Just trying a quick video of tying


----------



## bigspoon17 (May 31, 2011)

Nice!


----------



## sharkpunch (Sep 28, 2012)

Sweet vid!


----------



## tat (Oct 8, 2007)

Nice little tie and a pretty cool vid!

Which UV activated epoxy are you using?


----------



## CaptHarry (Oct 13, 2007)

Clear Cure Goo
http://www.clearcuregoo.com/
The Goo is da poo!!
L8, Harry


----------



## bigspoon17 (May 31, 2011)

Is that a burning tool you use a couple of times in the video? What is that?


----------



## CaptHarry (Oct 13, 2007)

Yeh, it's Berkley line cutter.

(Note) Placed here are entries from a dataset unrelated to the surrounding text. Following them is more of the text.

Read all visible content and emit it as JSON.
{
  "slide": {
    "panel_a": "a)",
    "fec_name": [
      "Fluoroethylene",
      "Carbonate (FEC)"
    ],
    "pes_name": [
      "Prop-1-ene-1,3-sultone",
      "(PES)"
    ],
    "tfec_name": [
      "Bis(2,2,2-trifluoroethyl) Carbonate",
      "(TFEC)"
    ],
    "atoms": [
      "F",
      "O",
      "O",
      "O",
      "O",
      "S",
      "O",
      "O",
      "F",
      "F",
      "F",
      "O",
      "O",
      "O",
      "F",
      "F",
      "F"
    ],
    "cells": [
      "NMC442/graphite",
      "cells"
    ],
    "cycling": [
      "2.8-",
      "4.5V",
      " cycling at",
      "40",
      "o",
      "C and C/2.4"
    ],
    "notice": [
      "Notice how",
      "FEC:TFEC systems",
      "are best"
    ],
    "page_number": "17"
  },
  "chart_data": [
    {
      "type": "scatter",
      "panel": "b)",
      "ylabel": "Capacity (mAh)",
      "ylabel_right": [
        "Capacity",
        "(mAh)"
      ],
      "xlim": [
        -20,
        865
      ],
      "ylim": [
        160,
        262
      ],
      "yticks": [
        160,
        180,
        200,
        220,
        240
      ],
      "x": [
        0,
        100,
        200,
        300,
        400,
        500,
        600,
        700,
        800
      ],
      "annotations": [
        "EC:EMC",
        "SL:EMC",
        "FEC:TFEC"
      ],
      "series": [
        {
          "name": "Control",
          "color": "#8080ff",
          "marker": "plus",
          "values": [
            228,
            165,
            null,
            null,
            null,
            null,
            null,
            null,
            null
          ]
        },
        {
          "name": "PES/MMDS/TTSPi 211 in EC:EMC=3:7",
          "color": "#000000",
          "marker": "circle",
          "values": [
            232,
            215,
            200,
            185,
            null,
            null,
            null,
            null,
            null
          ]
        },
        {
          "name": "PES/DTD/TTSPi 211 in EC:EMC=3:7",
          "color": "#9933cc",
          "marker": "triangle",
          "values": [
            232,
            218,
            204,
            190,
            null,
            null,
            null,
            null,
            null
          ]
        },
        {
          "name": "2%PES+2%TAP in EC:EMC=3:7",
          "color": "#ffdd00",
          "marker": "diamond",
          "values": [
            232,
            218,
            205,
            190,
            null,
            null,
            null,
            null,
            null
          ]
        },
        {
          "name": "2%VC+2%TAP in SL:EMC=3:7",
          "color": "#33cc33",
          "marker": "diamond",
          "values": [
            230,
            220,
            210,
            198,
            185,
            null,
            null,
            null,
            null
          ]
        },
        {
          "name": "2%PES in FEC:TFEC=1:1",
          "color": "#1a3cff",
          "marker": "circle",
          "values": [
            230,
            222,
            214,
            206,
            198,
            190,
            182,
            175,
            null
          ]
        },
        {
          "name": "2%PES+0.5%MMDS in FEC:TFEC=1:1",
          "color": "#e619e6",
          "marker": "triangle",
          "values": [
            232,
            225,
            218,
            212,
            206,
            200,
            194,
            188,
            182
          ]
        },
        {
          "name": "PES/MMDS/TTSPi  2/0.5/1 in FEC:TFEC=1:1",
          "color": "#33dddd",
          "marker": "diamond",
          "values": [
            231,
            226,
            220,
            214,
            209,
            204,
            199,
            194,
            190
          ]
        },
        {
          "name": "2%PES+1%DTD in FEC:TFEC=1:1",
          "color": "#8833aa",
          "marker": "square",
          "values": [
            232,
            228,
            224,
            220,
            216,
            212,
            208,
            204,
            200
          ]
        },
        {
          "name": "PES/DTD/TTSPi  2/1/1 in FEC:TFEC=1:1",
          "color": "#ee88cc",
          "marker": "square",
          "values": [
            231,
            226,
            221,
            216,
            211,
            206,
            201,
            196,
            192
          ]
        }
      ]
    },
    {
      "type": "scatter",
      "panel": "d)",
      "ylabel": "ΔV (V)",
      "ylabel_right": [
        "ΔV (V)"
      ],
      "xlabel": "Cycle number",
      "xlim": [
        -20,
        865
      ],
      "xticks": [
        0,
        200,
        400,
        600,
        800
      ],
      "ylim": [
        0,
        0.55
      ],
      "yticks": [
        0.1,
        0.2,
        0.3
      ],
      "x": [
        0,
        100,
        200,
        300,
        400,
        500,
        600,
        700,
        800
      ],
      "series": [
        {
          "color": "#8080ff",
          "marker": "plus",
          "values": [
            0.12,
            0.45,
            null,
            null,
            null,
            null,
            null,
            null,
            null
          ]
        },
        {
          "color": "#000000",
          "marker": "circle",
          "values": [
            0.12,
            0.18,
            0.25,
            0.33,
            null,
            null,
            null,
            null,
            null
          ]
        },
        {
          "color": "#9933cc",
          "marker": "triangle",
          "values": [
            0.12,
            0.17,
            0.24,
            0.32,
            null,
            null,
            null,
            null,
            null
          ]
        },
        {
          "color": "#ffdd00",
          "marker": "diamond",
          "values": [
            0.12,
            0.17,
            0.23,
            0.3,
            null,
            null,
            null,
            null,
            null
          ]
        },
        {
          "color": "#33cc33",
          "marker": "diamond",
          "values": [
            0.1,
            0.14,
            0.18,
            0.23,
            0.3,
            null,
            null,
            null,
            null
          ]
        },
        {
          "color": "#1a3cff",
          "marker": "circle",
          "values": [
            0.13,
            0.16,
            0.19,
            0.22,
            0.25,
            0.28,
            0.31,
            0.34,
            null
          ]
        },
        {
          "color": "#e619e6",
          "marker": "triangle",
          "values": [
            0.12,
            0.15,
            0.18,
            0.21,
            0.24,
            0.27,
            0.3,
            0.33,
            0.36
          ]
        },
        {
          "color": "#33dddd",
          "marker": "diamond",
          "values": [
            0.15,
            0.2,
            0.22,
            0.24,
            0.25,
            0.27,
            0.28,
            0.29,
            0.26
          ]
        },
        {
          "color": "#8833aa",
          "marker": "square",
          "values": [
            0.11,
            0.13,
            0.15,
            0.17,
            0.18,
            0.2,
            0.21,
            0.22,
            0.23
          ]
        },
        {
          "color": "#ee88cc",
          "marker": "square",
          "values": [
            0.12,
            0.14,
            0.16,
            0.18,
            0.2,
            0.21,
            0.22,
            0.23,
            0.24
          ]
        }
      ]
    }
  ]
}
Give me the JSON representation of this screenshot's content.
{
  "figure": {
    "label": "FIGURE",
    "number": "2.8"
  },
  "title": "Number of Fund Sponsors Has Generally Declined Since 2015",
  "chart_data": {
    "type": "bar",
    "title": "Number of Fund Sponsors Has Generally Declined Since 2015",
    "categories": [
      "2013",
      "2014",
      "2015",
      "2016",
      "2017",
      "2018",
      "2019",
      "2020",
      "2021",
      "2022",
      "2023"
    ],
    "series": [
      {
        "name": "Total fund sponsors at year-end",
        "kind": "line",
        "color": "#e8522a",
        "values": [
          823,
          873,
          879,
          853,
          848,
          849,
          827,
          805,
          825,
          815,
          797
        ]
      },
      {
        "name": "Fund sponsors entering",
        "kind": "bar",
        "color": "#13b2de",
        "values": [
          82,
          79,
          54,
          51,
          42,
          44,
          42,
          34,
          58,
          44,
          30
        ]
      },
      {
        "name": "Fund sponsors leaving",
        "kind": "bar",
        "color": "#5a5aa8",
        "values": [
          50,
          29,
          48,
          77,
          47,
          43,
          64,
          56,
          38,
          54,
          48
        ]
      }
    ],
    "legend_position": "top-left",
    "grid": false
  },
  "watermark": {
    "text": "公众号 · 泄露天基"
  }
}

I messed up the tail wraps and I was trying to burn off some little fuzzies, they really mess up when you put any glue/epoxy/goo over them, so I was burning them off. I also use it to burn holes out for eyes on Puglisi Peanut Butter patterns as well. ......oh and it cuts braid like butter as well 
L8, Harry


----------



## CaptHarry (Oct 13, 2007)

My first release of 2014..........but it was not fly caught


----------



## wtbfishin (Dec 2, 2011)

:thumbsup::notworthy::yes: KOOL tie and Red!!!


----------



## barefootin (Jul 28, 2008)

Very nice vids. Sweet fly tie as well. What vice is that?


----------



## CaptHarry (Oct 13, 2007)

Griffin Montana Mongoose


----------



## barefootin (Jul 28, 2008)

Sweet, Anvil Atlas here.


----------



## lsucole (May 7, 2009)

Thanks Harry !!


----------



## sunsetter (Oct 4, 2013)

Thanks for posting. My dad loves fly fishing... I'll have to share with him.


----------



## flyfisher (May 31, 2008)

tat said:


> Nice little tie and a pretty cool vid!
> 
> Which UV activated epoxy are you using?


Hey tat...

Good show last night man. I thought Baz's presentation was one of the best I've ever seen. It was good catching up with ya'll after my sabbatical.


----------